Innerlijke rust? Liever niet. (Maar lees dit even.)
Beste Dromer,
Stel je voor: je zit op een rots in de Himalaya, ademt diep in door je neus, uit door je mond, en denkt aan niets. Geen mails, geen deadlines, geen schuldgevoel over die halve reep chocola van gisteren. Klinkt idyllisch?
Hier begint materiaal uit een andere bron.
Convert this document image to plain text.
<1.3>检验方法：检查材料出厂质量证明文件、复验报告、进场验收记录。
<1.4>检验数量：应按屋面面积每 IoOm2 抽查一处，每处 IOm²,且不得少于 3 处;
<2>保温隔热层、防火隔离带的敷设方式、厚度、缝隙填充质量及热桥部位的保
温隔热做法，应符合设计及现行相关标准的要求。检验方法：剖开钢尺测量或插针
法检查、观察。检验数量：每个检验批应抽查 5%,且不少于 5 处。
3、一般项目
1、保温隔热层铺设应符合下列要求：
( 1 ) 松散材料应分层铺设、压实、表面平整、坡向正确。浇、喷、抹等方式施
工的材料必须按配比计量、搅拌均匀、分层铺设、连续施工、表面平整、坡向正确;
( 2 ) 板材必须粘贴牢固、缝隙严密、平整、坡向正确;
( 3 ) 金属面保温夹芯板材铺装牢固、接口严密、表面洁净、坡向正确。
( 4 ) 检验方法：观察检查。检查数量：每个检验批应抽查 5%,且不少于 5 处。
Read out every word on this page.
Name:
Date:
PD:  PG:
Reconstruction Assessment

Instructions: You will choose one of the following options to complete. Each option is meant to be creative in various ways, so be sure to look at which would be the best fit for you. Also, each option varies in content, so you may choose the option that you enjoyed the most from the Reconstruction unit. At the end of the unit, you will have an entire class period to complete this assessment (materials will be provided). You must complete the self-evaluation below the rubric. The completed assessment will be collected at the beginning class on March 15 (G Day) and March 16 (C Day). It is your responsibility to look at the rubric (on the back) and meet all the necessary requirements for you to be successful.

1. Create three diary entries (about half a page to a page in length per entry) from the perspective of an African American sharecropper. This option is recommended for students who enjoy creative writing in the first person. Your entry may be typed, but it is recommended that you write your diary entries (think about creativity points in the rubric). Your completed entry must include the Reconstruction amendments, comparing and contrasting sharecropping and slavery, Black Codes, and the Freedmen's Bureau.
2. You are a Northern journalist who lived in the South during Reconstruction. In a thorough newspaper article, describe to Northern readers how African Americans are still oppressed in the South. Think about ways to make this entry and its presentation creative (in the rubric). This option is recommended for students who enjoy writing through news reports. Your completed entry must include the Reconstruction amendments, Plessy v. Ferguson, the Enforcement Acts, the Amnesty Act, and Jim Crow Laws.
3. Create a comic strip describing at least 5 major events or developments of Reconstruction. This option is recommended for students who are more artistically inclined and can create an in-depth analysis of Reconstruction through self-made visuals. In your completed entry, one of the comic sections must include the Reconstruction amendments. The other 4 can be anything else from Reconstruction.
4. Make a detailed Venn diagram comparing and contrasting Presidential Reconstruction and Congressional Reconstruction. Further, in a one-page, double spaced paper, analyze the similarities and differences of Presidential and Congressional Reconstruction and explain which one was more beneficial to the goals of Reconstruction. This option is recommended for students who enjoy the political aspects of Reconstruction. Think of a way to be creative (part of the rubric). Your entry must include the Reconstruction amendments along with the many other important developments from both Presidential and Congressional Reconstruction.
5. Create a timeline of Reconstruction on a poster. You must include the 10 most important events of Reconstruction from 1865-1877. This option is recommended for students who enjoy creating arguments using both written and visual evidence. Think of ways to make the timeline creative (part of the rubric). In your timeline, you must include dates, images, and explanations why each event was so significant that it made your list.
Nou, volgens ons recente artikel is het vooral onzin.
In ‘De mythe van innerlijke rust – en waarom je die vooral niet moet willen‘ ontmasker ik de grootste spirituele zwendel sinds de schoorsteenveger die je €200 vroeg voor een ‘energiereiniging’. Spoiler: je brein is evolutionair geprogrammeerd om te panikeren over losse draadjes, niet om te zweven als een theezakje in een mindfulness-app.
Waarom dit lezen?
- Omdat je eindelijk kunt stoppen met je schuldig te voelen over die mislukte meditatiesessie tussen de wasmand en de afwas door.
- Omdat we bewijzen dat Nietzsche waarschijnlijk een betere life coach was dan die Instagram-goeroe met de peperdure retreats op Bali.
- Omdat ‘zinvolle onrust’ het nieuwe ‘zen’ is (en dat scheelt een hoop dure yogabroeken en de onzin van Michael Pilarczyk).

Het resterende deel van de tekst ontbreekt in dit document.